Match codes can be used to identify members of the same household in a set of demographic
data. In order to do that, you could create a job flow that reads a table of demographic
data (CONTACTS); generates match codes and
cluster numbers for records that have the same last name and street address, and then writes
the match codes and cluster numbers to a
target table (CONTACTS_OFFICE_CLUSTER). The flow would look similar to the following figure.
-
Create an empty SAS Data Integration Studio job.
-
From the Data folder in the Transformations tree, select and drag a Create Match Code transformation
and drop it in the empty job on the Diagram tab
in the Job Editor window.
-
Select and drag the
source table from its folder and drop it before the Create Match Code transformation on
the
Diagram tab.
-
Drag the cursor from the source table to the input port of the Create Match Code transformation.
This action connects
the transformation to the source.
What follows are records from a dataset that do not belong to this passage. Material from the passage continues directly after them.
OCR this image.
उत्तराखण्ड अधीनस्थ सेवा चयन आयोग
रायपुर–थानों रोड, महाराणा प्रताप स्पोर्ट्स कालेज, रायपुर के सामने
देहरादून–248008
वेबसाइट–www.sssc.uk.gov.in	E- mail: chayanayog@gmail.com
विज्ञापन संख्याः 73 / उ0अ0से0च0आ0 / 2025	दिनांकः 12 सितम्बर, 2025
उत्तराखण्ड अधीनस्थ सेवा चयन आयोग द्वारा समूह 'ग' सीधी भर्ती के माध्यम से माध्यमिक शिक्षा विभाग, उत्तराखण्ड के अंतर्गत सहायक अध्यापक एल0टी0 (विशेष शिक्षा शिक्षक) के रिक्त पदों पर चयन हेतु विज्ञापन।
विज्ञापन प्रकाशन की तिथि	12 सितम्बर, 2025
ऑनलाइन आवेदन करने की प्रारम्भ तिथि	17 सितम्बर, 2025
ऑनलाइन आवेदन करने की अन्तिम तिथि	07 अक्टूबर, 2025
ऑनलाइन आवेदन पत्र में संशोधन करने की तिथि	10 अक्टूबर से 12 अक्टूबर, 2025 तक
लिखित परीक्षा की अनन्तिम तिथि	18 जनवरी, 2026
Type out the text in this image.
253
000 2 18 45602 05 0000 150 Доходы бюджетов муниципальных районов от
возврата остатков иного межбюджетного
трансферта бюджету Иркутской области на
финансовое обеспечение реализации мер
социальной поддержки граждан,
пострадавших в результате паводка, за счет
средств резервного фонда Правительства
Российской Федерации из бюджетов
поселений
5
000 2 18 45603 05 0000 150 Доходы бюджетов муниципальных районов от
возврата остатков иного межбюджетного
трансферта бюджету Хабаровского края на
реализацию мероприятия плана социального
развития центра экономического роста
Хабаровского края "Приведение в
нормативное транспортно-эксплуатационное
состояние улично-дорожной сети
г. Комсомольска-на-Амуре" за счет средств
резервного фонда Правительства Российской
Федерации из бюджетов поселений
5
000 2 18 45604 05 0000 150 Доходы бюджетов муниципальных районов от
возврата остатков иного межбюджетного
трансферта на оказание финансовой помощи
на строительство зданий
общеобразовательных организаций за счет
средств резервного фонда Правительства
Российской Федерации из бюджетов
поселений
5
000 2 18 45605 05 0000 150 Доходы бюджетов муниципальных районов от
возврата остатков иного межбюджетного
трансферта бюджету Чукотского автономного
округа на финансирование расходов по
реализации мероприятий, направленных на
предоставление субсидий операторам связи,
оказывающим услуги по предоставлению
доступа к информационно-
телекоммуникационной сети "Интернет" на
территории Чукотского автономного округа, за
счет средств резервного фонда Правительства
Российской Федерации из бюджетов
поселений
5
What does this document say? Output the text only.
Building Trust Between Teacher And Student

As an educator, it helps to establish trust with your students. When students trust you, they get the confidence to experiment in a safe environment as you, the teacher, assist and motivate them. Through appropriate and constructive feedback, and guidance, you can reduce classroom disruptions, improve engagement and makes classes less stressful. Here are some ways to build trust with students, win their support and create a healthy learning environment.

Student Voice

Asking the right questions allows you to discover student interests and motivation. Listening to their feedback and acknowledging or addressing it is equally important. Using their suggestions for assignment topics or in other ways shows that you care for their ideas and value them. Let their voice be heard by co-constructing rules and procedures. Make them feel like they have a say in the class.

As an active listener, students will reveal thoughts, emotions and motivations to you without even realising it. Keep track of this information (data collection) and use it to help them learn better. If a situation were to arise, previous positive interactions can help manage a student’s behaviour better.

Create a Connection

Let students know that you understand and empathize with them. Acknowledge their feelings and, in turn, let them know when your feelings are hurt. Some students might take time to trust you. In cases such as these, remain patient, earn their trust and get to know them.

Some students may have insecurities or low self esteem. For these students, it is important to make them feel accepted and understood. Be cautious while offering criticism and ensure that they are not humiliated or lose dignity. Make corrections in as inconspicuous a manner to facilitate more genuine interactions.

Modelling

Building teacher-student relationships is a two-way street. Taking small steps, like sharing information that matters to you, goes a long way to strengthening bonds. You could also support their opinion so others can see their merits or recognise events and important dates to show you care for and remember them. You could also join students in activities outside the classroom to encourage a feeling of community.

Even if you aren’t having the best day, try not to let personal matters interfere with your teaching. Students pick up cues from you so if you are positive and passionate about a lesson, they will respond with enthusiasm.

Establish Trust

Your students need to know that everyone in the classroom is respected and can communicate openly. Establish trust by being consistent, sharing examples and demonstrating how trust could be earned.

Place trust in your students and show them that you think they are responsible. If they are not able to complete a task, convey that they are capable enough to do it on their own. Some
In this example, the source is a table of contact
information called CONTACTS, which contains a large number of records. The data has
not been standardized, so the spelling of names and addresses might differ while still
referring to the same entities. The following display depicts the
source data. When the job is run, rows 1004 and 1005 receive the same cluster number, as do rows
1007 and 1008, despite the fact that the data varies in the COMPANY
and ADDRESS rows.
-
From the Transformations tab, under Access, drag a Table Loader transformation into the job and drop it after
the Create Match Code transformation.
-
Select and drag from the transformation's temporary output table to the Table Loader
transformation. This action connects the output of the transformation to the Table
Loader. The Table Loader is used to ensure that the target is always completely overwritten
each time the job is run. This default configuration for the Table Loader is depicted
in the following
display of the Table Loader's Load Technique tab.
-
Select and drag the target table from its folder and drop it after the Table Loader
transformation on the Diagram tab. In this example, the target is named CONTACTS_OFFICE_CLUSTER. The target contains
the same columns as the source, plus a numeric column named CLUSTER and a character
column named MATCH CODE (length
120).
-
Drag the cursor from the output port of the Table Loader transformation to the target
table. This action connects the transformation to the target.
-
To propagate and map
columns, right-click the Create Match Codes transformation and select
Propagate ColumnsTo Selected Transformation's
Sources SourcesFrom Targets. This action maps the source columns to the target and propagates the new columns
in the target into the Create Match Codes transformation.